While these questions remain unanswered, it is imperative that PennDOT make this process transparent and directly engage community members — especially those historically overburdened by transportation pollution — to fully understand communities’ transportation needs. PennDOT’s new “Equity Guiding Principles for Electric Vehicles” commit the agency to such a commitment and to ensuring that “40% of the total benefits of [electric vehicle supply equipment] goes to projects in areas of underserved, low-income, people of color, disabilities and otherwise vulnerable populations. But is PennDOT ready to deliver on these commitments?

Spending its IIJA funds wisely on electric vehicle infrastructure would provide many benefits to Pennsylvanians. But the IIJA alone will not solve everything. It is also important to keep in mind that while the IIJA funds are an important starting point, these investments will not be enough to completely reduce air pollution from the transport sector, and the funds and standards additional resources will need to be in place to support this transition.
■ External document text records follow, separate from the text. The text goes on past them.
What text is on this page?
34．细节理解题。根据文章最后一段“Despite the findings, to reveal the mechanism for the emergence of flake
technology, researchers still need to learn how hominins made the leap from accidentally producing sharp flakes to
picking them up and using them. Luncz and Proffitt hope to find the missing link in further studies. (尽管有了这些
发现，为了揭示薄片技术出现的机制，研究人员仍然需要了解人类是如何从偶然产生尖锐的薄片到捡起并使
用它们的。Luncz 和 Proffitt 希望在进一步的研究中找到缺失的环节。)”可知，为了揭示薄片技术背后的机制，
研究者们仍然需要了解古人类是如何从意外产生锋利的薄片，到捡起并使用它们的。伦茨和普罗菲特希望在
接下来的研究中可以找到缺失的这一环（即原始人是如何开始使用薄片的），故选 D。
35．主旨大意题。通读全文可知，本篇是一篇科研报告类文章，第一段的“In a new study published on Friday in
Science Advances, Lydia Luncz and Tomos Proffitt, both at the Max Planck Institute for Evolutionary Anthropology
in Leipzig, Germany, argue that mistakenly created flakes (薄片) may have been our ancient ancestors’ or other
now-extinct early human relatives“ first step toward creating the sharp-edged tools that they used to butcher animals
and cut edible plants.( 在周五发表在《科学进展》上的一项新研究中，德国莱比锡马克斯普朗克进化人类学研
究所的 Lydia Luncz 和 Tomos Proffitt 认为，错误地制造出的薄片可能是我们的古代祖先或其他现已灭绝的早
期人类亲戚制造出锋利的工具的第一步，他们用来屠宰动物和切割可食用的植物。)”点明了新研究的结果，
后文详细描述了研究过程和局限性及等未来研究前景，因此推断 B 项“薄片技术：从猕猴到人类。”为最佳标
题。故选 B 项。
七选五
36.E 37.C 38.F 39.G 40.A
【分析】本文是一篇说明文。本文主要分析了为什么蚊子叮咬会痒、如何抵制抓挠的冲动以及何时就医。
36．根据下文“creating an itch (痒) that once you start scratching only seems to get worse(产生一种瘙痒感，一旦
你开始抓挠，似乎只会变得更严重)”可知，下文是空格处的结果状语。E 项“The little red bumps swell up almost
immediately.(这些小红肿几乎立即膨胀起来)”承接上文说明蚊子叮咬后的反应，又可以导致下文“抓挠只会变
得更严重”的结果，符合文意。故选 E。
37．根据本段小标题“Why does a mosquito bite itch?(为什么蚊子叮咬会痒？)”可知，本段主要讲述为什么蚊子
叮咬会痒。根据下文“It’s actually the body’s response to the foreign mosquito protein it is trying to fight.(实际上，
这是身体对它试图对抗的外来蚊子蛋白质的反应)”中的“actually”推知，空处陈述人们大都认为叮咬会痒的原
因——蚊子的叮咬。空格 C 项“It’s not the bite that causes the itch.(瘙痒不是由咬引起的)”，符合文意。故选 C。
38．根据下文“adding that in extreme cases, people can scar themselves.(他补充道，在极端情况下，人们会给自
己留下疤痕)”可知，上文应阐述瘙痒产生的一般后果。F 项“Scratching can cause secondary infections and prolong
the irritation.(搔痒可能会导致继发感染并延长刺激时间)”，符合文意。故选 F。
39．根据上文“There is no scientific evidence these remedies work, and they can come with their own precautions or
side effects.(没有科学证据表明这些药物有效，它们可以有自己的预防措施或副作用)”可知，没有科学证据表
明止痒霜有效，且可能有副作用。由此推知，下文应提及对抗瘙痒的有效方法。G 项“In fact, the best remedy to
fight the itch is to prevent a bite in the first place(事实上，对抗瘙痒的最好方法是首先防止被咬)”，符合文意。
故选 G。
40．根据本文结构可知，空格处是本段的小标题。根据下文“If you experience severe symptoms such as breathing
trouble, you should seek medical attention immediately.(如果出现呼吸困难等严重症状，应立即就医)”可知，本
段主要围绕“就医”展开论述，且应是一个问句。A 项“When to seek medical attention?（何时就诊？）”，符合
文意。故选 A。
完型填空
Clean transportation is possible in Pennsylvania for the most vulnerable school children. Electric school buses can function as giant rolling batteries to support the power grid through the use of vehicle-to-grid (V2G) technologies. Image: Nuvve’s V2G AC chargers and platform are connected to Lion Electric school buses on Con Edison’s network in White Plains NY. Image courtesy of Nuvve Corporation.

Question 2: Will Pennsylvania adopt policies to make more electric vehicles, electric buses, and electric trucks available for sale in Pennsylvania?

Pennsylvania would put itself in a better position to obtain competitive IIJA EV infrastructure funds by improving the availability of EVs in the Commonwealth. One way to achieve this is through the adoption of the “Zero Emission Vehicles” (ZEV) program.

State ZEV programs require automakers to meet annual state sales goals for electric vehicles. Concretely, this incentivizes manufacturers to make more EV models available to state car dealerships and increase their promotion of EVs to car buyers. Currently, fifteen US states have ZEV programs, including three that border Pennsylvania (New Jersey, Maryland, and New York), and many Pennsylvanians travel to these states to purchase electric vehicles, as automakers tend to give the priority to their sales efforts and electric vehicle shipments. ZEV States. More recently, Delaware announced its intention to adopt a ZEV program as well. With a ZEV program, the Commonwealth could ensure that more Pennsylvanians can buy electric vehicles from Pennsylvania companies and keep sales in the state, while allowing customers to choose the types of vehicles they want. to buy.

Because replacing internal combustion engine cars with electric vehicles reduces air pollution, ZEV programs are administered by state environmental agencies. Last fall, the Pennsylvania Department of Environmental Protection (DEP) announced a process to develop a ZEV program by amending the regulations that make up the current Pennsylvania Clean Vehicles (PCV) program (Chapter 126, subchapter D). However, the DEP has not advanced its regulatory proposal since then, and the status of the DEP process is unclear.

Meanwhile, in late February, DEP took a positive (albeit small) step to reduce medium and heavy-duty vehicle (MHD) pollution in Pennsylvania, issuing a request for information regarding a new pilot grant solicitation program. competitive MHD. Outcomes proposed by the pilot project include “improved air quality through reduced vehicle emissions; improving air quality in one or more areas of environmental justice; benefiting the electric vehicle supply chain in this Commonwealth; provide fleet managers with ZEV performance data; and increase purchases of MHD ZEV.

This is Pennsylvania’s first political action to advance MHD ZEVs since Governor Wolf signed a 2020 Memorandum of Understanding pledging to transition the Commonwealth from dirty fossil-fuel trucks to electric vehicles. zero emissions. Hopefully, the driver will establish the state for an MHD regulatory program under the next Governor of Pennsylvania, such as the Advanced Clean Truck and Heavy Duty Omnibus rules. Comments are due March 28, 2022.